Peak Oil. Part 4: Decline rates

In the final segment of the series- allow me to present the ‘piece de resistance’. Before continuing- you may wish to review the “Dear Reservoir Engineers” beating to remind yourself that when wells are drilled too closely, they steal reserves from each other.

I get it- parent-child; parent-cousin- that’s a lot of family dynamics but stay with me. ‘Stealing’ happens in two ways: lower b factors than the parent well and a higher terminal decline rate. So what?!

Let’s do an exercise:

Step 1. Take every well drilled in 201X and plot the actual production (vintage wedge)

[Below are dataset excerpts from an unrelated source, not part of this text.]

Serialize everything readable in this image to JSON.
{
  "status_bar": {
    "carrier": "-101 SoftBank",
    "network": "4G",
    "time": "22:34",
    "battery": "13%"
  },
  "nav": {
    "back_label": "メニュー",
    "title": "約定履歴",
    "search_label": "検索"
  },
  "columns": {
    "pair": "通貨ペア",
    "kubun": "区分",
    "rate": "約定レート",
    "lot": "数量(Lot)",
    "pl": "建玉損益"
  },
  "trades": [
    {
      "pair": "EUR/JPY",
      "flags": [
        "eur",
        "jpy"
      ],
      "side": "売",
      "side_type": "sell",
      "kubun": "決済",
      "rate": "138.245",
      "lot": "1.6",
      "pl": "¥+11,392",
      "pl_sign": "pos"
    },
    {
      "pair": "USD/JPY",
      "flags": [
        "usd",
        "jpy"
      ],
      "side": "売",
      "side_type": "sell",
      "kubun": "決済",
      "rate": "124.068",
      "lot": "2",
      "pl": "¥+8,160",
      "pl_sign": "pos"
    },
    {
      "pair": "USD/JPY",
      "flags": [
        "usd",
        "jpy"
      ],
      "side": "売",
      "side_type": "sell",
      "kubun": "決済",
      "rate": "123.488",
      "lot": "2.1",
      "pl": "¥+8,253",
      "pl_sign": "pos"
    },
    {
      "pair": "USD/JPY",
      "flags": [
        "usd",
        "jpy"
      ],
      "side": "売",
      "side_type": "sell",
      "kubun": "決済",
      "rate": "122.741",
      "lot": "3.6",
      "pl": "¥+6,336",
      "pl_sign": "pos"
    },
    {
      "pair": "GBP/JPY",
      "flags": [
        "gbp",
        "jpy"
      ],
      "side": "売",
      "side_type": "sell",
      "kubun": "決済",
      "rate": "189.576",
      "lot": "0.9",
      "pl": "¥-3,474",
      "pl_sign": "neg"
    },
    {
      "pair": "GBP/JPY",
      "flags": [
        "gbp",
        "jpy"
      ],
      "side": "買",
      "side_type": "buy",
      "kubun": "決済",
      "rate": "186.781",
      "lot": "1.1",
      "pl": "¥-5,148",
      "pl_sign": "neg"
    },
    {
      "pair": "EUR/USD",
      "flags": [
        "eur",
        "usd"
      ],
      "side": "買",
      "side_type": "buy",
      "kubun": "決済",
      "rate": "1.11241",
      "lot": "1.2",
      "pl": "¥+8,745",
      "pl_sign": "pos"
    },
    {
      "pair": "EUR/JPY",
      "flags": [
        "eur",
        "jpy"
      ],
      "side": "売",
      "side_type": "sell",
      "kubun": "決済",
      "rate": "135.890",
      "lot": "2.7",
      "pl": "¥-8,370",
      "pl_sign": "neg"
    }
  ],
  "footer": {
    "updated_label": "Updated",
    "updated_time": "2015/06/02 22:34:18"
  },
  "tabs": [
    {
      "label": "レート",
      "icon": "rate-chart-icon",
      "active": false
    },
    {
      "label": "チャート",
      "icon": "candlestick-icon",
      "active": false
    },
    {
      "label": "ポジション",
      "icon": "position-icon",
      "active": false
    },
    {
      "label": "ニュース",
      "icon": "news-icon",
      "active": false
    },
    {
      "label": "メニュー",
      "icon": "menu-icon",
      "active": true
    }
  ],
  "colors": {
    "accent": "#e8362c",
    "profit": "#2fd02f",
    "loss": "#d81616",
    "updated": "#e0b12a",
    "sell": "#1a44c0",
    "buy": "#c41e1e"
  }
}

Step 2. Analyze the next year volumes from Jan and April. That is- look at the base decline without new wells.

Step 3. Repeat. Do it for every year since 2014 in all the major oil basins.

Step 4. Post data to LinkedIn. The answer: in every basin- decline rates are the highest they have ever been. Let that sink in.

Add to that that- 50% of the oil production in the US is from HZ wells. AND- 41% of that production is from wells that came on LAST YEAR! (declining at the highest rate ever). As activity ramps down in Q3 and Q4 to meet 2019 capital and free cash flow targets- the pace of completions will fall, declines will take hold and that is called “Peak Oil”.